We have used some very simple python code to view thin sections from a porosity vs. permeability cross plot using python's Altair and Panel.
In addition, we have added a Geolog Project with a python loglans to this repository. In one loglan we are accessing the Thin Sections via AWS as url files stored on AWS using Geolog. In the other loglan we render the Thin Section ./plots/.png images directly and then display them with Altair and use Panel to display the select sample text data from the Routine Core Analysis. This new technique overcomes the Thin Section rendering issues associated with Jupyter Lab, .py python files and even rendering these images in Geolog using Altair.
We have added this new technique to a JupyterLab Notebook for you to try too.
Many of us make a living at characterizing reservoirs and yet sometimes we can get separated from the rock itself. Do we truly understand the textural differences in the reservoir? Do we know what is controlling reservoir quality? In the past we have used Spotfire to integrate our Routine Core Analysis (RCA) with the SCAL, but we have found new ways to use python to accomplish the same task. We are using Altair and Vega Panels for our python coding.
There is an added bonus in that we can also select the samples from the cross plot and a table to the right of the cross plot shows us the RCA data associated with the selected samples. We are searching for a method to actually show the thumbnails of the thin section image in the same table of selected data too. More to come.

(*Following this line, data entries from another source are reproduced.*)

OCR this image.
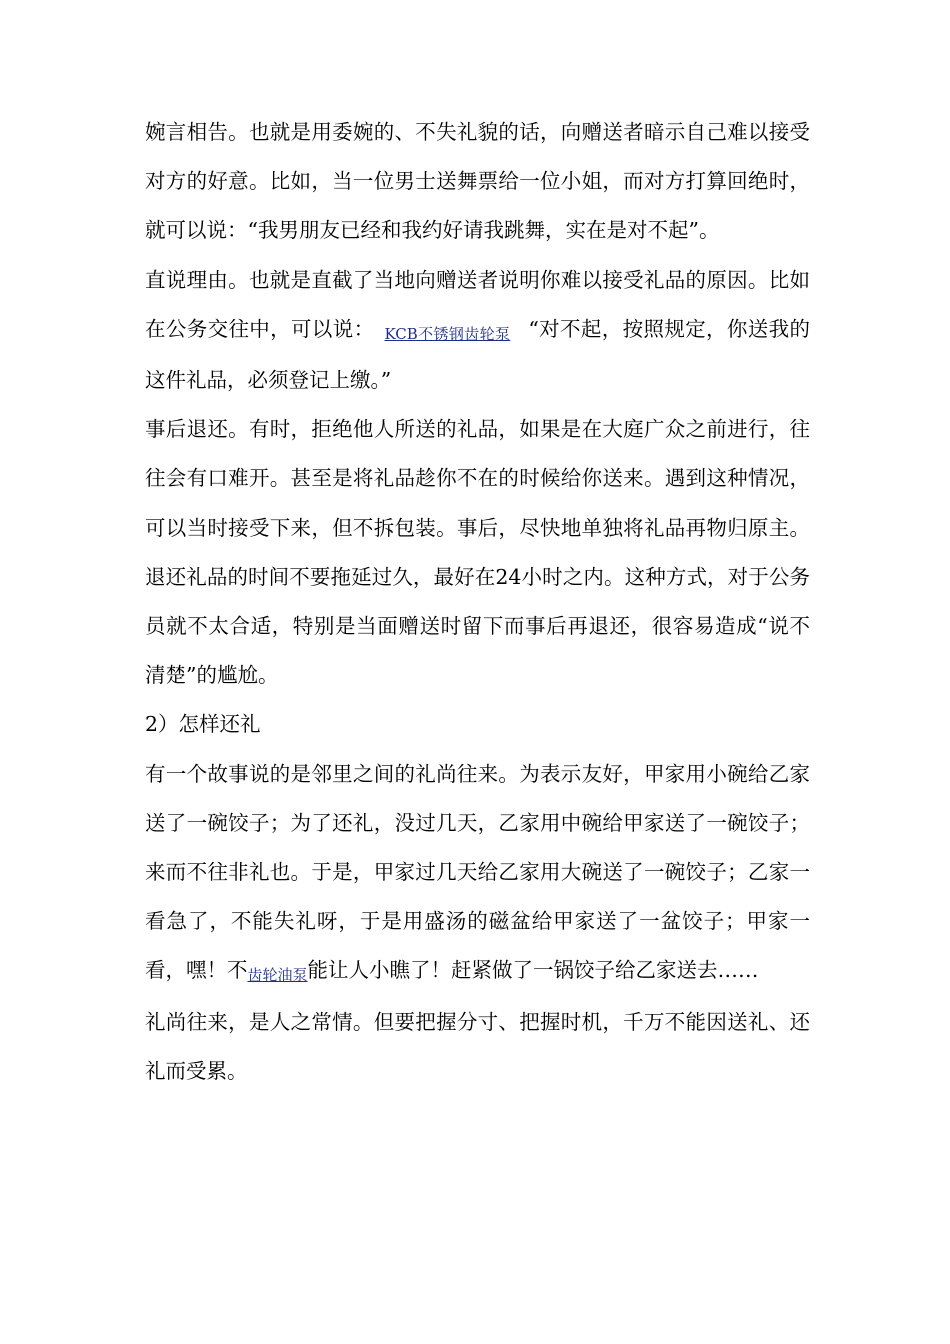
婉言相告。也就是用委婉的、不失礼貌的话，向赠送者暗示自己难以接受对方的好意。比如，当一位男士送舞票给一位小姐，而对方打算回绝时，就可以说：“我男朋友已经和我约好请我跳舞，实在是对不起”。

直说理由。也就是直截了当地向赠送者说明你难以接受礼品的原因。比如在公务交往中，可以说： KCB不锈钢齿轮泵 “对不起，按照规定，你送我的这件礼品，必须登记上缴。”

事后退还。有时，拒绝他人所送的礼品，如果是在大庭广众之前进行，往往会有口难开。甚至是将礼品趁你不在的时候给你送来。遇到这种情况，可以当时接受下来，但不拆包装。事后，尽快地单独将礼品再物归原主。退还礼品的时间不要拖延过久，最好在24小时之内。这种方式，对于公务员就不太合适，特别是当面赠送时留下而事后再退还，很容易造成“说不清楚”的尴尬。

2）怎样还礼

有一个故事说的是邻里之间的礼尚往来。为表示友好，甲家用小碗给乙家送了一碗饺子；为了还礼，没过几天，乙家用中碗给甲家送了一碗饺子；来而不往非礼也。于是，甲家过几天给乙家用大碗送了一碗饺子；乙家一看急了，不能失礼呀，于是用盛汤的磁盆给甲家送了一盆饺子；甲家一看，嘿！不齿轮油泵能让人小瞧了！赶紧做了一锅饺子给乙家送去……

礼尚往来，是人之常情。但要把握分寸、把握时机，千万不能因送礼、还礼而受累。
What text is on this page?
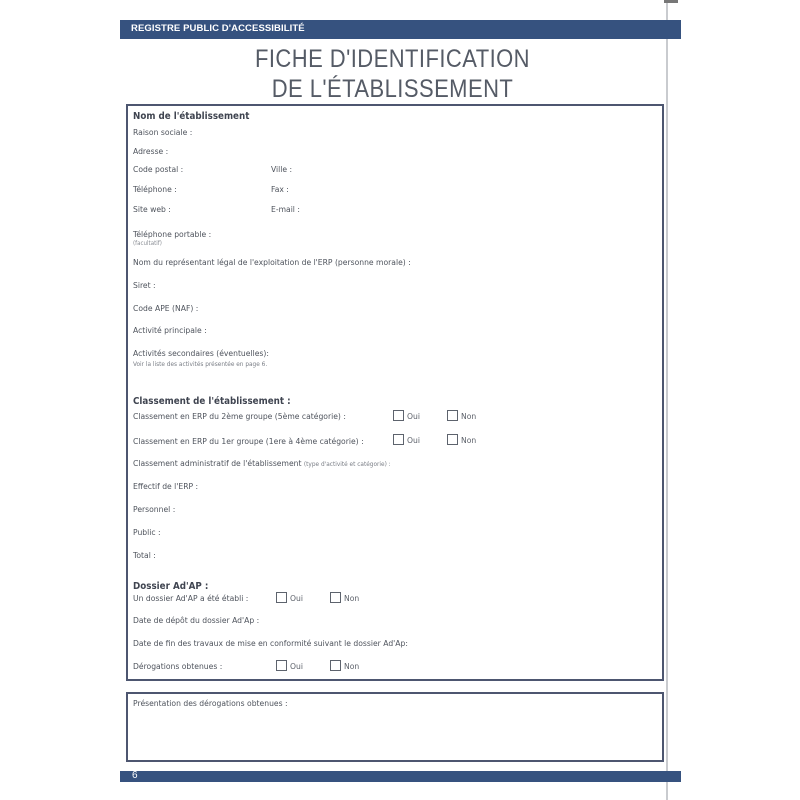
REGISTRE PUBLIC D'ACCESSIBILITÉ
FICHE D'IDENTIFICATION
DE L'ÉTABLISSEMENT
Nom de l'établissement
Raison sociale :
Adresse :
Code postal :	Ville :
Téléphone :	Fax :
Site web :	E-mail :
Téléphone portable :
(facultatif)
Nom du représentant légal de l'exploitation de l'ERP (personne morale) :
Siret :
Code APE (NAF) :
Activité principale :
Activités secondaires (éventuelles):
Voir la liste des activités présentée en page 6.
Classement de l'établissement :
Classement en ERP du 2ème groupe (5ème catégorie) :	Oui	Non
Classement en ERP du 1er groupe (1ere à 4ème catégorie) :	Oui	Non
Classement administratif de l'établissement (type d'activité et catégorie) :
Effectif de l'ERP :
Personnel :
Public :
Total :
Dossier Ad'AP :
Un dossier Ad'AP a été établi :	Oui	Non
Date de dépôt du dossier Ad'Ap :
Date de fin des travaux de mise en conformité suivant le dossier Ad'Ap:
Dérogations obtenues :	Oui	Non
Présentation des dérogations obtenues :
6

This clastic example is a combination of a few samples where we had porosity, permeability, and thin section photomicrographs.

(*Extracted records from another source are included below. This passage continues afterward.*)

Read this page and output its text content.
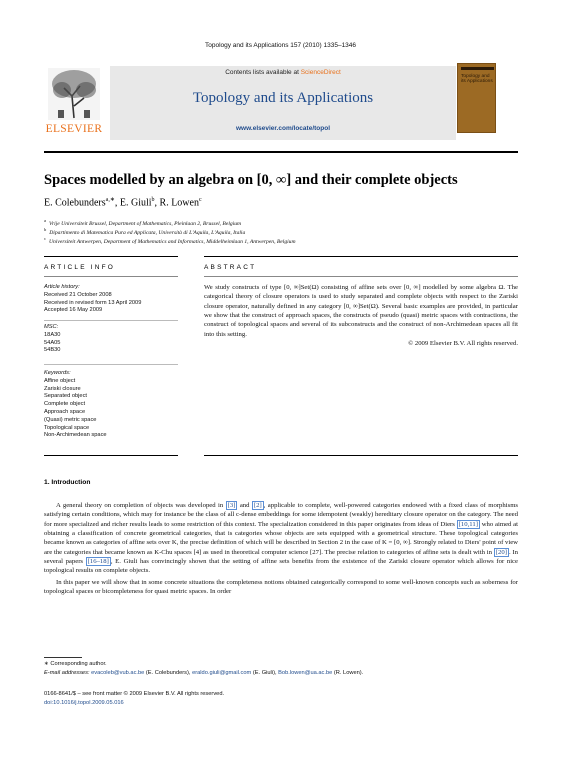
Topology and its Applications 157 (2010) 1335–1346
ELSEVIER
Contents lists available at ScienceDirect
Topology and its Applications
www.elsevier.com/locate/topol
Topology and its Applications
Spaces modelled by an algebra on [0, ∞] and their complete objects
E. Colebunders$^{a,∗}$, E. Giuli$^b$, R. Lowen$^c$
$^a$Vrije Universiteit Brussel, Department of Mathematics, Pleinlaan 2, Brussel, Belgium
$^b$Dipartimento di Matematica Pura ed Applicata, Università di L'Aquila, L'Aquila, Italia
$^c$Universiteit Antwerpen, Department of Mathematics and Informatics, Middelheimlaan 1, Antwerpen, Belgium
ARTICLE INFO	ABSTRACT
Article history:
Received 21 October 2008
Received in revised form 13 April 2009
Accepted 16 May 2009
MSC:
18A30
54A05
54B30
Keywords:
Affine object
Zariski closure
Separated object
Complete object
Approach space
(Quasi) metric space
Topological space
Non-Archimedean space
We study constructs of type [0, ∞]Set(Ω) consisting of affine sets over [0, ∞] modelled by some algebra Ω. The categorical theory of closure operators is used to study separated and complete objects with respect to the Zariski closure operator, naturally defined in any category [0, ∞]Set(Ω). Several basic examples are provided, in particular we show that the construct of approach spaces, the constructs of pseudo (quasi) metric spaces with contractions, the construct of topological spaces and several of its subconstructs and the construct of non-Archimedean spaces all fit into this setting.
© 2009 Elsevier B.V. All rights reserved.
1. Introduction

A general theory on completion of objects was developed in [3] and [2] , applicable to complete, well-powered categories endowed with a fixed class of morphisms satisfying certain conditions, which may for instance be the class of all c-dense embeddings for some idempotent (weakly) hereditary closure operator on the category. The need for more specialized and richer results leads to some restriction of this context. The specialization considered in this paper originates from ideas of Diers [10,11] who aimed at obtaining a classification of concrete geometrical categories, that is categories whose objects are sets equipped with a geometrical structure. These topological categories became known as categories of affine sets over K, the precise definition of which will be described in Section 2 in the case of K = [0, ∞]. Strongly related to Diers' point of view are the categories that became known as K-Chu spaces [4] as used in theoretical computer science [27]. The precise relation to categories of affine sets is dealt with in [20] . In several papers [16–18] , E. Giuli has convincingly shown that the setting of affine sets benefits from the existence of the Zariski closure operator which allows for nice topological results on complete objects.

In this paper we will show that in some concrete situations the completeness notions obtained categorically correspond to some well-known concepts such as soberness for topological spaces or bicompleteness for quasi metric spaces. In order

∗ Corresponding author.
E-mail addresses: evacoleb@vub.ac.be (E. Colebunders), eraldo.giuli@gmail.com (E. Giuli), Bob.lowen@ua.ac.be (R. Lowen).
0166-8641/$ – see front matter © 2009 Elsevier B.V. All rights reserved.
doi:10.1016/j.topol.2009.05.016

The workflow is simple. Our Jupyter Notebook reads in the Excel file as shown below to create a panda DataFrame in python:
and then we produce the following output. To observe the representative Thin Section, we hover over each sample to observe the image of the thin section. If we select data points from the cross plot, then we see the RCA data for the select samples.

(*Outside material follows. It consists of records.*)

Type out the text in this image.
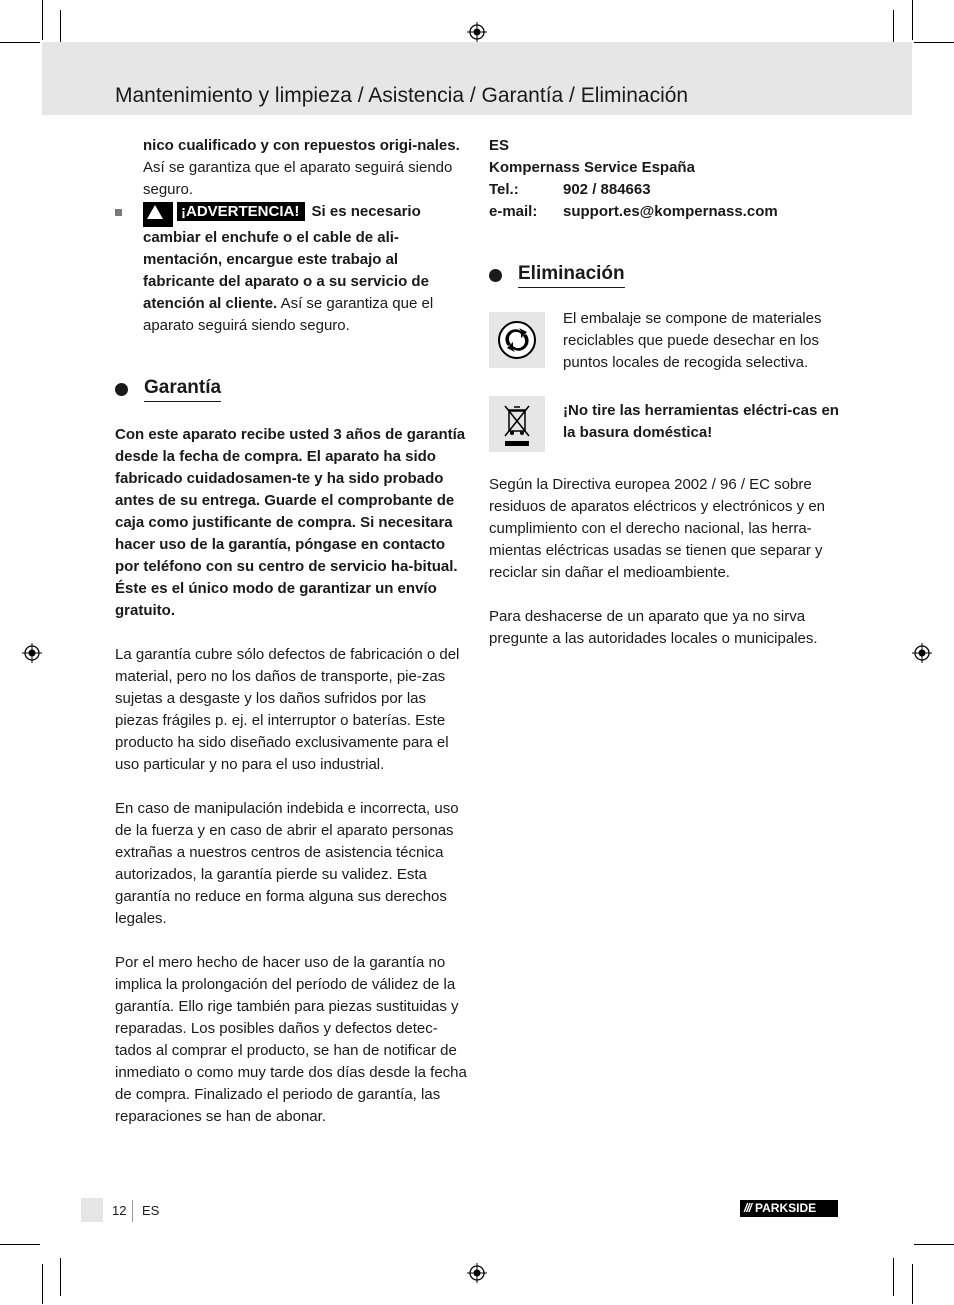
Mantenimiento y limpieza / Asistencia / Garantía / Eliminación

nico cualificado y con repuestos origi-nales. Así se garantiza que el aparato seguirá siendo seguro.

¡ADVERTENCIA! Si es necesario cambiar el enchufe o el cable de ali-mentación, encargue este trabajo al fabricante del aparato o a su servicio de atención al cliente. Así se garantiza que el aparato seguirá siendo seguro.

Garantía

Con este aparato recibe usted 3 años de garantía desde la fecha de compra. El aparato ha sido fabricado cuidadosamen-te y ha sido probado antes de su entrega. Guarde el comprobante de caja como justificante de compra. Si necesitara hacer uso de la garantía, póngase en contacto por teléfono con su centro de servicio ha-bitual. Éste es el único modo de garantizar un envío gratuito.

La garantía cubre sólo defectos de fabricación o del material, pero no los daños de transporte, pie-zas sujetas a desgaste y los daños sufridos por las piezas frágiles p. ej. el interruptor o baterías. Este producto ha sido diseñado exclusivamente para el uso particular y no para el uso industrial.

En caso de manipulación indebida e incorrecta, uso de la fuerza y en caso de abrir el aparato personas extrañas a nuestros centros de asistencia técnica autorizados, la garantía pierde su validez. Esta garantía no reduce en forma alguna sus derechos legales.

Por el mero hecho de hacer uso de la garantía no implica la prolongación del período de válidez de la garantía. Ello rige también para piezas sustituidas y reparadas. Los posibles daños y defectos detec-tados al comprar el producto, se han de notificar de inmediato o como muy tarde dos días desde la fecha de compra. Finalizado el periodo de garantía, las reparaciones se han de abonar.

ES

Kompernass Service España

Tel.:	902 / 884663
e-mail:	support.es@kompernass.com
Eliminación

El embalaje se compone de materiales reciclables que puede desechar en los puntos locales de recogida selectiva.

¡No tire las herramientas eléctri-cas en la basura doméstica!

Según la Directiva europea 2002 / 96 / EC sobre residuos de aparatos eléctricos y electrónicos y en cumplimiento con el derecho nacional, las herra-mientas eléctricas usadas se tienen que separar y reciclar sin dañar el medioambiente.

Para deshacerse de un aparato que ya no sirva pregunte a las autoridades locales o municipales.

12 ES	/// PARKSIDE
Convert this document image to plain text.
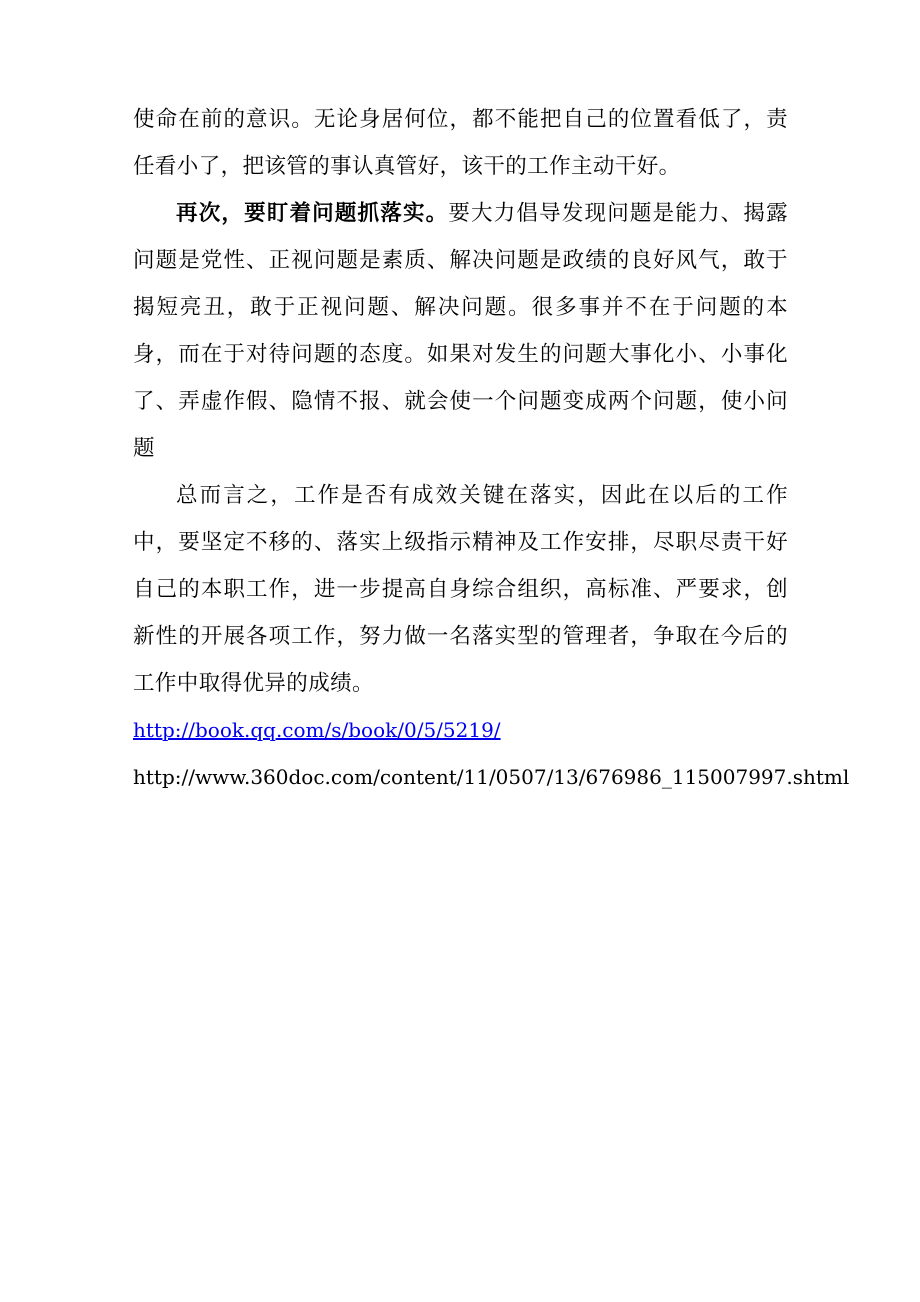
使命在前的意识。无论身居何位，都不能把自己的位置看低了，责任看小了，把该管的事认真管好，该干的工作主动干好。

再次，要盯着问题抓落实。要大力倡导发现问题是能力、揭露问题是党性、正视问题是素质、解决问题是政绩的良好风气，敢于揭短亮丑，敢于正视问题、解决问题。很多事并不在于问题的本身，而在于对待问题的态度。如果对发生的问题大事化小、小事化了、弄虚作假、隐情不报、就会使一个问题变成两个问题，使小问题

总而言之，工作是否有成效关键在落实，因此在以后的工作中，要坚定不移的、落实上级指示精神及工作安排，尽职尽责干好自己的本职工作，进一步提高自身综合组织，高标准、严要求，创新性的开展各项工作，努力做一名落实型的管理者，争取在今后的工作中取得优异的成绩。

http://book.qq.com/s/book/0/5/5219/
http://www.360doc.com/content/11/0507/13/676986_115007997.shtml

In this GitHub repository we have placed our image files in a ./data subdirectory to reduce the clutter and better organize our data.
We have also integrated Capillary Pressure data using the SCAL Thomeer Capillary Pressure parameters to calculate our Pc data:
You will find these plots at the end of the Jupyter Notebook. You can also observe the thin section from the Pc curves too. This same type of display is also available in our Geolog project too.
We have added a Geolog project with python Loglans to perform the entire process of interrogating our Routine Core Analysis and Capillary Pressure data viewing the representative Thin Section for each sample as shown below in Geolog. We are now using new Thin Section image rendering code as we used for our new JuptyerLab Notebook. This rendering is native to Jupyter Notebook, so this new code is more universal along all the python platforms including JupyterLab and Geolog.
We can push this a little further. Since each thin section is registered in poro-perm space, then we can use kNN to query our well core calibrated porosity and permeability at each level in our well and assign a representative thin section at each level to create a thin section image log as shown below.
For this example, we wrote a python loglan in Geolog to perform the kNN process to identify the representative thin sections, and this program will be available in our GitHub site. This program writes out the name of each thin section to be applied at each depth level in the well, and then we used Geolog’s tp_image_from_photo to load each thin section image into an array called photo for display in Geolog. Again, with your robust core datasets from your reservoirs on your wells, this will be more meaningful than this simple example.
The Jupyter Notebook, JupyterLab Notebook and Geolog project can all be downloaded from this GitHub repository.